The discovery of the brain cell which determines our sleep patterns could pave the way for the introduction of a pill to beat jetlag. A pill that cures jet lag is a step closer today, after scientists discovered how signals from the brain control our biological clocks. Tests on mice suggested the human body clock – controlled by a region of the brain called the suprachiasmatic nuclei – does not constantly fire electrical pulses to regulate our sleeping patterns, as was previously thought. Instead, it fires at dusk and remains inactive during the night, then stirring back to life at daybreak.
The British and American team, whose research is published in the journal Science, say it could lead to treatments for illnesses that are influenced by the body clock, such as cancer and Alzheimer’s, as well as perking up frequent flyers or nightshift workers. The body has a built-in time-keeping system, known as a circadian rhythm, that helps us keep track of when it’s time to eat, sleep, wake up and perform other body functions. This system is partly governed by the cycle of day and night.
Changing time zones or working the late shift can throw off the body’s sense of timing because it changes the timing of our exposure to light. In humans, as with all mammals, our body clock is controlled by a part of the brain, located above the roof of the mouth. But new experiments on mice has found for the first time that the suprachiasmatic nucleus or (SCN), contains two very different cells.
Only one of these fires our circadian rhythm, or 24-hour body clock. These ‘clock’ cells express a particular gene called per1 while the ‘non-clock’ cells don’t. Dr Hugh Piggins, of the University of Manchester, and colleagues say their findings could help develop new drugs to tune the daily clock and aid recovery from long haul flights. The aim would be to develop a drug that specifically targets the per1 cells.’ said Dr Piggins.

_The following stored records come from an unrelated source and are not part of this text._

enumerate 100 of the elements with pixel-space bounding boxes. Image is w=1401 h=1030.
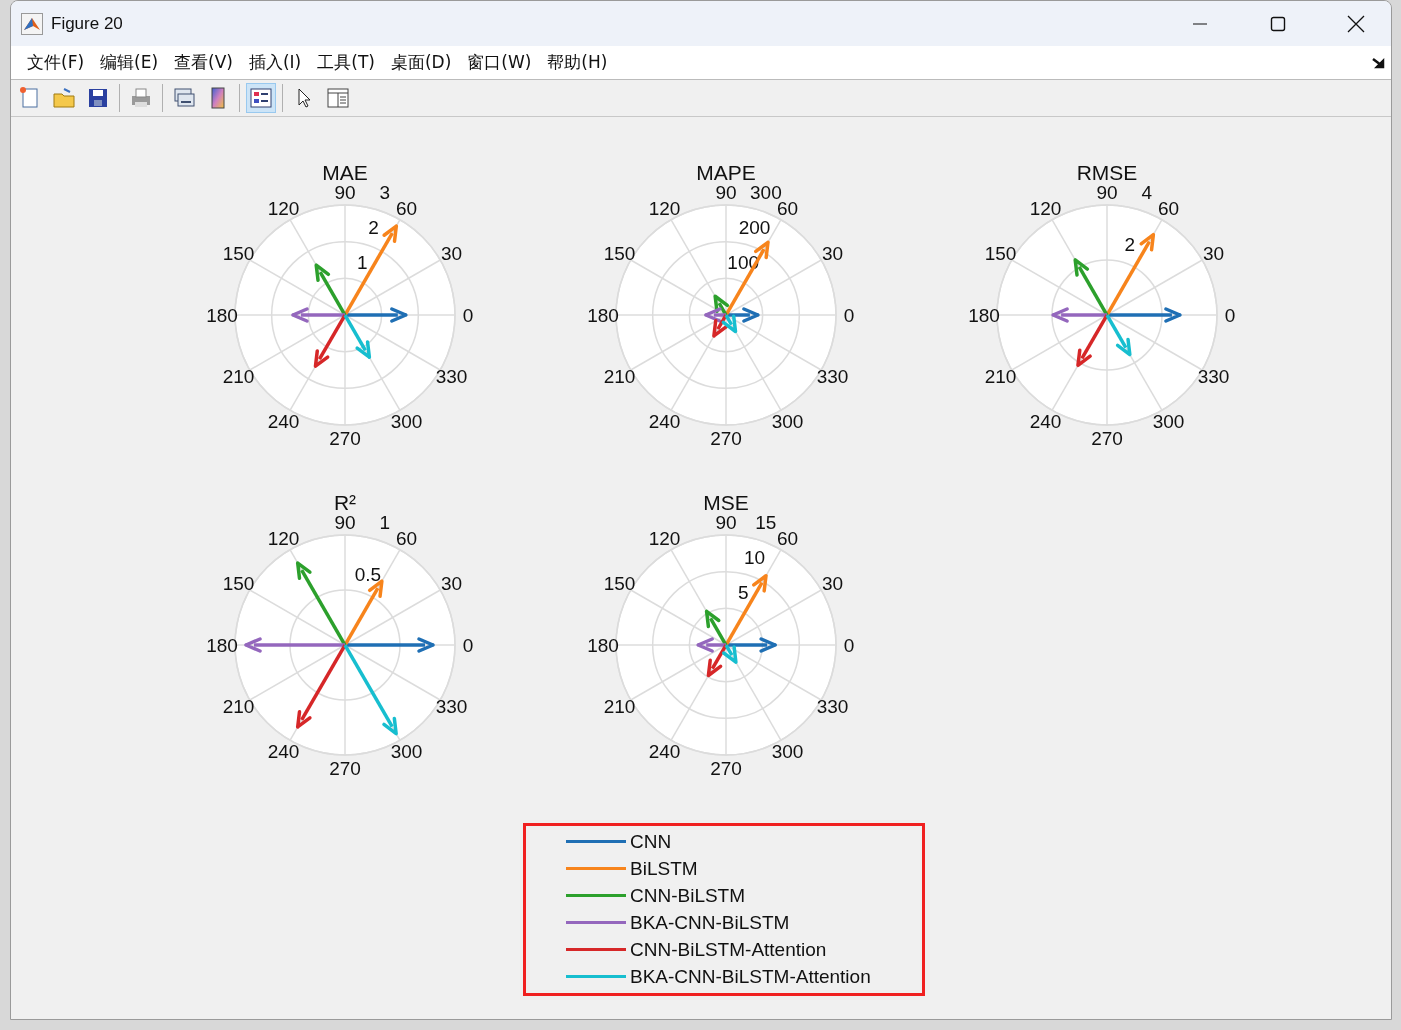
angle-label: 30 — [821, 573, 844, 594]
radius-label: 3 — [379, 181, 391, 203]
angle-label: 240 — [267, 411, 300, 432]
save-icon — [86, 86, 110, 110]
angle-label: 300 — [771, 741, 804, 762]
angle-label: 330 — [435, 696, 468, 717]
angle-label: 90 — [715, 511, 737, 533]
toolbar-button[interactable] — [246, 83, 276, 113]
angle-label: 120 — [267, 528, 300, 549]
angle-label: 210 — [984, 366, 1017, 387]
plot-title: MAE — [322, 160, 368, 184]
windows-link-icon — [172, 86, 196, 110]
angle-label: 270 — [1091, 427, 1123, 449]
menu-item[interactable]: 工具(T) — [309, 51, 383, 74]
angle-label: 60 — [1157, 198, 1180, 219]
radius-label: 4 — [1141, 181, 1153, 203]
angle-label: 60 — [776, 528, 799, 549]
maximize-icon — [1270, 15, 1286, 32]
angle-label: 210 — [603, 366, 636, 387]
angle-label: 270 — [710, 757, 742, 779]
plot-title: RMSE — [1076, 160, 1138, 184]
angle-label: 0 — [843, 634, 855, 656]
angle-label: 60 — [395, 528, 418, 549]
close-icon — [1347, 14, 1365, 33]
menu-item[interactable]: 查看(V) — [166, 51, 241, 74]
angle-label: 210 — [222, 366, 255, 387]
folder-icon — [52, 86, 76, 110]
plot-title: MSE — [703, 490, 749, 514]
radius-label: 1 — [379, 511, 391, 533]
angle-label: 120 — [648, 198, 681, 219]
radius-label: 0.5 — [354, 564, 382, 586]
angle-label: 60 — [395, 198, 418, 219]
angle-label: 90 — [334, 181, 356, 203]
legend-label: CNN-BiLSTM-Attention — [630, 938, 827, 961]
angle-label: 300 — [390, 411, 423, 432]
printer-icon — [129, 86, 153, 110]
radius-label: 15 — [755, 511, 777, 533]
radius-label: 5 — [737, 581, 749, 603]
angle-label: 180 — [206, 304, 238, 326]
legend-label: BiLSTM — [630, 857, 698, 880]
plot-title: R² — [333, 490, 357, 514]
menu-item[interactable]: 编辑(E) — [92, 51, 167, 74]
angle-label: 30 — [440, 573, 463, 594]
panel-icon — [326, 86, 350, 110]
angle-label: 0 — [843, 304, 855, 326]
angle-label: 180 — [206, 634, 238, 656]
angle-label: 150 — [603, 573, 636, 594]
angle-label: 90 — [715, 181, 737, 203]
angle-label: 120 — [648, 528, 681, 549]
angle-label: 150 — [984, 243, 1017, 264]
menu-item[interactable]: 窗口(W) — [459, 51, 540, 74]
dock-arrow-icon[interactable] — [1371, 55, 1385, 70]
radius-label: 200 — [738, 216, 771, 238]
radius-label: 2 — [1124, 234, 1136, 256]
angle-label: 300 — [390, 741, 423, 762]
angle-label: 330 — [816, 366, 849, 387]
legend-label: CNN — [630, 830, 672, 853]
angle-label: 180 — [587, 304, 619, 326]
angle-label: 300 — [1152, 411, 1185, 432]
angle-label: 240 — [648, 741, 681, 762]
legend-label: CNN-BiLSTM — [630, 884, 746, 907]
angle-label: 0 — [1224, 304, 1236, 326]
menu-item[interactable]: 文件(F) — [19, 51, 93, 74]
angle-label: 150 — [222, 573, 255, 594]
angle-label: 150 — [222, 243, 255, 264]
legend-label: BKA-CNN-BiLSTM-Attention — [630, 965, 871, 988]
angle-label: 240 — [1029, 411, 1062, 432]
angle-label: 180 — [968, 304, 1000, 326]
angle-label: 120 — [1029, 198, 1062, 219]
angle-label: 330 — [435, 366, 468, 387]
angle-label: 240 — [267, 741, 300, 762]
radius-label: 1 — [356, 251, 368, 273]
angle-label: 120 — [267, 198, 300, 219]
angle-label: 90 — [334, 511, 356, 533]
app-logo-icon — [21, 12, 43, 35]
angle-label: 150 — [603, 243, 636, 264]
angle-label: 210 — [222, 696, 255, 717]
angle-label: 270 — [329, 757, 361, 779]
angle-label: 0 — [462, 634, 474, 656]
minimize-icon — [1193, 22, 1207, 25]
radius-label: 2 — [368, 216, 379, 238]
menu-item[interactable]: 桌面(D) — [382, 51, 460, 74]
window-title: Figure 20 — [51, 13, 124, 34]
angle-label: 270 — [329, 427, 361, 449]
legend-icon — [249, 86, 273, 110]
angle-label: 30 — [1202, 243, 1225, 264]
menu-item[interactable]: 插入(I) — [240, 51, 310, 74]
angle-label: 30 — [440, 243, 463, 264]
angle-label: 0 — [462, 304, 474, 326]
menu-item[interactable]: 帮助(H) — [539, 51, 616, 74]
angle-label: 240 — [648, 411, 681, 432]
angle-label: 210 — [603, 696, 636, 717]
radius-label: 10 — [743, 546, 766, 568]
legend-label: BKA-CNN-BiLSTM — [630, 911, 790, 934]
angle-label: 330 — [816, 696, 849, 717]
angle-label: 90 — [1096, 181, 1118, 203]
angle-label: 330 — [1197, 366, 1230, 387]
angle-label: 300 — [771, 411, 804, 432]
angle-label: 270 — [710, 427, 742, 449]
plot-title: MAPE — [696, 160, 756, 184]
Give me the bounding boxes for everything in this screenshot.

‘The SCN is located very deep in the brain and difficult to get at. You could not carry out these experiments on humans. ‘This is the first time SCN cells have been looked at on the basis of genes and we discovered there are two very distinct types. ‘But what is interesting is that there could also be per1 genes in other parts of the brain which could completely change our knowledge of this mysterious organ.’
The research may also advance efforts to treat diseases influenced by the circadian system including cancer, Alzheimer’s disease and mood disorders. Co-researcher Professor Daniel Forger, a mathematician at the University of Michigan, said: ‘Knowing what the signal is will help us learn how to adjust it, in order to help people. “‘We have cracked the code, and the information could have a tremendous impact on all sorts of diseases that are affected by the clock.’ The circadian system also affects hunger, digestion, urine production, body temperature and blood pressure. For example, it is normally in tune with local time, so we feel hungry in the morning and sleepy at night.
Major time changes upset this rhythm, often leaving travellers sleepy in the day and wide awake at night. The researchers found that during the day, SCN cells expressing per1 sustain an electrically excited state but do not fire. Dr Piggins explained: ‘We discovered that per1 cells are coding the time of day by being silent, which is the opposite of previous expectations. ‘Before researchers would have believed that these neurons were silent because they were dead or damaged, but they are alive and well and working in an unusual manner.
‘SCN clock cells in the brain have special properties to allow them to survive in unusual states. ‘It is the cells that do not make per1 that behave in the conventional way.’ Study co-author Casey Diekman, a doctoral student in Prof Forger’s lab, said: ‘The old theory was that the cells in the SCN which contain the clock are firing fast during the day but slow at night.
‘But now we have shown that the cells that actually contain the clock mechanism are silent during the day, when everybody thought they were firing fast.’ Dr. Piggins said the findings ‘force us to completely reassess what we thought we knew about electrical activity in the brain’s circadian clock.’